Science Academy senior Dun-You (Daniel) Yan
Courtesy photo.

Yan, along with his brother (Science Academy freshman Ethan Yan), completed the 2019-2020 school year overseas, and have been continuing their 2020-2021 courses on a schedule 13 hours ahead of our own central time zone.

For Yan, this means class usually starts at 11:30 p.m.

“I wake up at around 3 or 4 [p.m.], go about my day, do my homework, and then my school starts – I used to start at 10:30 p.m., but because of Daylight Savings Time now it’s 11:30 p.m.” Yan said. “I’ll go through school, do homework at lunch, and end my school day around 5 a.m. From there I’ll go to sleep, then it starts all over again.”

He found the adjustment only took a few days to get used to.

“At first it was weird, it felt like I was in a different universe a little bit,” Yan said. “But it wasn’t too bad. Everything shifted a couple of hours later, so after a day or two I got used to it.”

In his time overseas, Yan has found a deeper connection with his family and culture than ever before.

“I’ve never in my life been able to spend Chinese New Year or Christmas with them [my extended family],” Yan said. “So this is kind of like the best of both worlds – I get to do school but also involve myself here. I’ve been enjoying it, and am excited to spend more time with them.”

On top of acting as a Science Academy student advisor, and competing with the Technology Student Association (TSA), Yan is an English tutor for a few families in Taipei.

“A lot of kids here are really interested in how a native English speaker would speak English,” Yan explained, noting the English language is taught in schools in Taiwan. “That interest really motivates me to want to help them.”

Yan is very interested in architecture and design, and intends to study that when he graduates next year.

“I’ve always drawn houses, and I realized it could be something,” Yan said, adding he decided to transfer to the Science Academy in his sophomore year of high school to pursue it further. “I’ve been working with TSA, and we’ve really gotten into the process of designing.”

After spending nine months in Taipei, Yan has realized time zones are not as rigid as most people think.

“I’ve realized that time doesn’t really exist like we used to think it does,” Yan said. “I used to think that at night we sleep, and during the day we do school and work. But for me, it’s all shifted now – so I just feel like you make your own time.”

Lorena Madrigal, the assistant principal at Science Academy, explained how the district has been able to accommodate the Yans and ensure their education is continued without interruption.

“We’ve worked with our teachers as well to ensure they are flexible as far as their attendance,” Madrigal said. “If a student is not able to attend the Zoom for whatever reason, but the student does turn in the work by midnight, they’re going to get attendance credit.

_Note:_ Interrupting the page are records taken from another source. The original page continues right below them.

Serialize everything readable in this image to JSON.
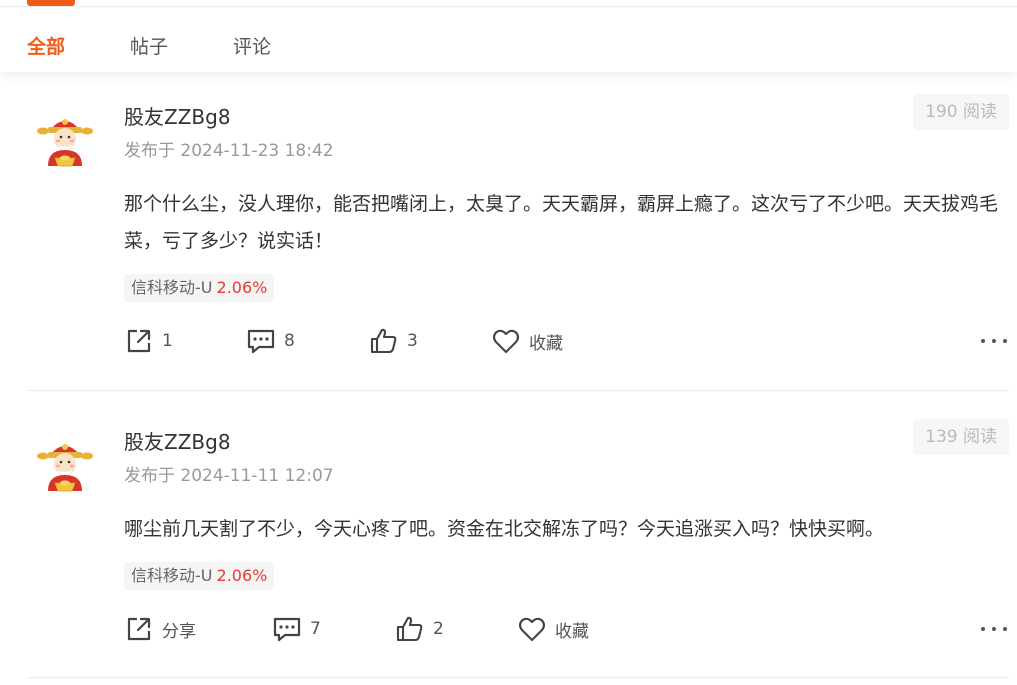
{
  "tabs": [
    {
      "label": "全部",
      "active": true
    },
    {
      "label": "帖子",
      "active": false
    },
    {
      "label": "评论",
      "active": false
    }
  ],
  "colors": {
    "accent": "#f25c19",
    "rise": "#e33b2e"
  },
  "posts": [
    {
      "author": "股友ZZBg8",
      "time": "发布于 2024-11-23 18:42",
      "views": "190 阅读",
      "content": "那个什么尘，没人理你，能否把嘴闭上，太臭了。天天霸屏，霸屏上瘾了。这次亏了不少吧。天天拔鸡毛菜，亏了多少？说实话！",
      "stock": {
        "name": "信科移动-U",
        "change": "2.06%"
      },
      "actions": {
        "share": "1",
        "comment": "8",
        "like": "3",
        "favorite": "收藏"
      },
      "icons": [
        "avatar-icon",
        "share-icon",
        "comment-icon",
        "like-icon",
        "heart-icon",
        "more-icon"
      ]
    },
    {
      "author": "股友ZZBg8",
      "time": "发布于 2024-11-11 12:07",
      "views": "139 阅读",
      "content": "哪尘前几天割了不少，今天心疼了吧。资金在北交解冻了吗？今天追涨买入吗？快快买啊。",
      "stock": {
        "name": "信科移动-U",
        "change": "2.06%"
      },
      "actions": {
        "share": "分享",
        "comment": "7",
        "like": "2",
        "favorite": "收藏"
      },
      "icons": [
        "avatar-icon",
        "share-icon",
        "comment-icon",
        "like-icon",
        "heart-icon",
        "more-icon"
      ]
    }
  ]
}
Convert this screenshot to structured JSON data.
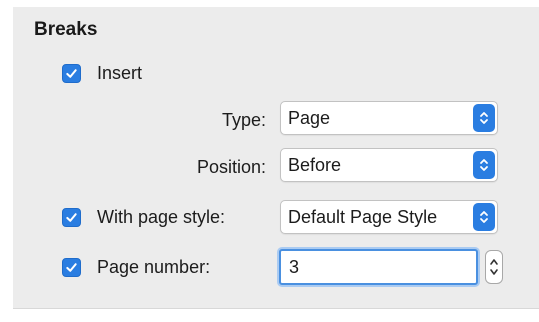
{
  "breaks": {
    "heading": "Breaks",
    "insert": {
      "label": "Insert",
      "checked": true
    },
    "type": {
      "label": "Type:",
      "value": "Page"
    },
    "position": {
      "label": "Position:",
      "value": "Before"
    },
    "with_page_style": {
      "label": "With page style:",
      "checked": true,
      "value": "Default Page Style"
    },
    "page_number": {
      "label": "Page number:",
      "checked": true,
      "value": "3"
    }
  },
  "colors": {
    "accent": "#2a7de1",
    "panel_bg": "#ececec",
    "focus_ring": "#4a90e0"
  },
  "icons": {
    "checkbox": "checkmark-icon",
    "select": "updown-chevron-icon",
    "spinner": "spin-arrows-icon"
  }
}
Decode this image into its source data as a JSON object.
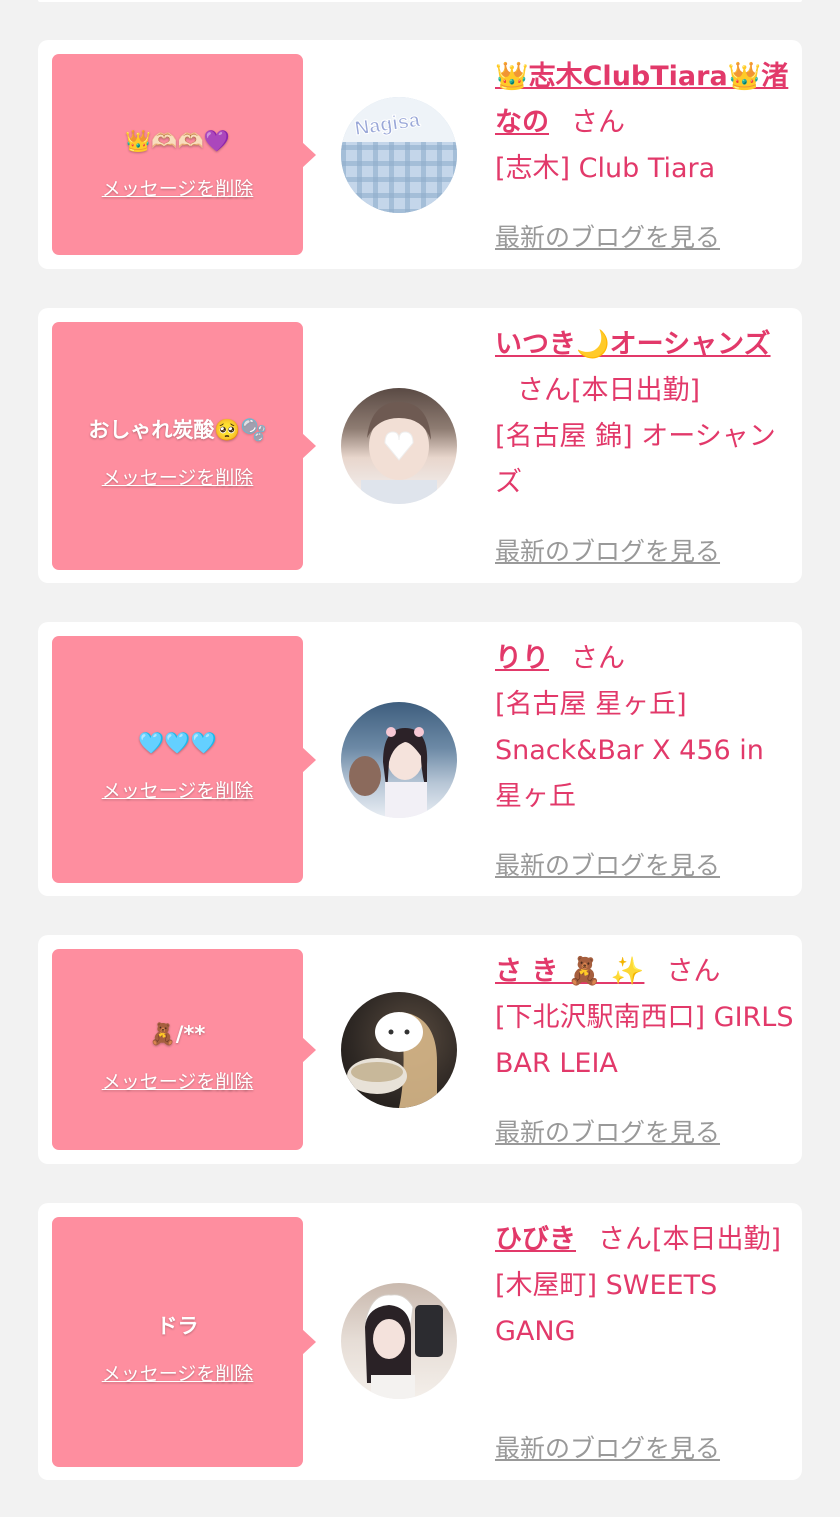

Students like Daniel, that may have things come up, they have an extended time frame to turn in their assignments.”

STISD understands students are all in different circumstances, so the virtual environment means students can get the instruction and knowledge in different ways and different times.

“We want to support that,” Madrigal said. “Especially when students are able to benefit from the experience of being overseas while still being part of our SciTech [Science Academy] family.”

Yan noted the district has been very helpful throughout the process. Now that he is a senior and needs to meet with a counselor more often to prepare for college, he said they’ve been excellent at replying to his questions right away.

“They’ve been really good at giving me information,” Yan said. “They don’t reply hours later when I’m sleeping or not really working on college applications, they’ve been really good about getting me information when I need it.”

Madrigal’s understanding is that Yan is the first overseas international student to attend Science Academy. Madrigal said Yan’s work ethic is indicative of the dedication from the entire student body at STISD.

“We’ve learned that we don’t have to be rigid, we can be flexible and the students will rise to the expectation if we give them that help they need,” Madrigal said. “We’re very fortunate here to have students that are very motivated, driven and competitive – who want to thrive. And that pushes all the students to want to progress.”

Yan’s family will be returning to the United States in the new year, so Daniel can complete his senior year, compete with TSA and graduate locally.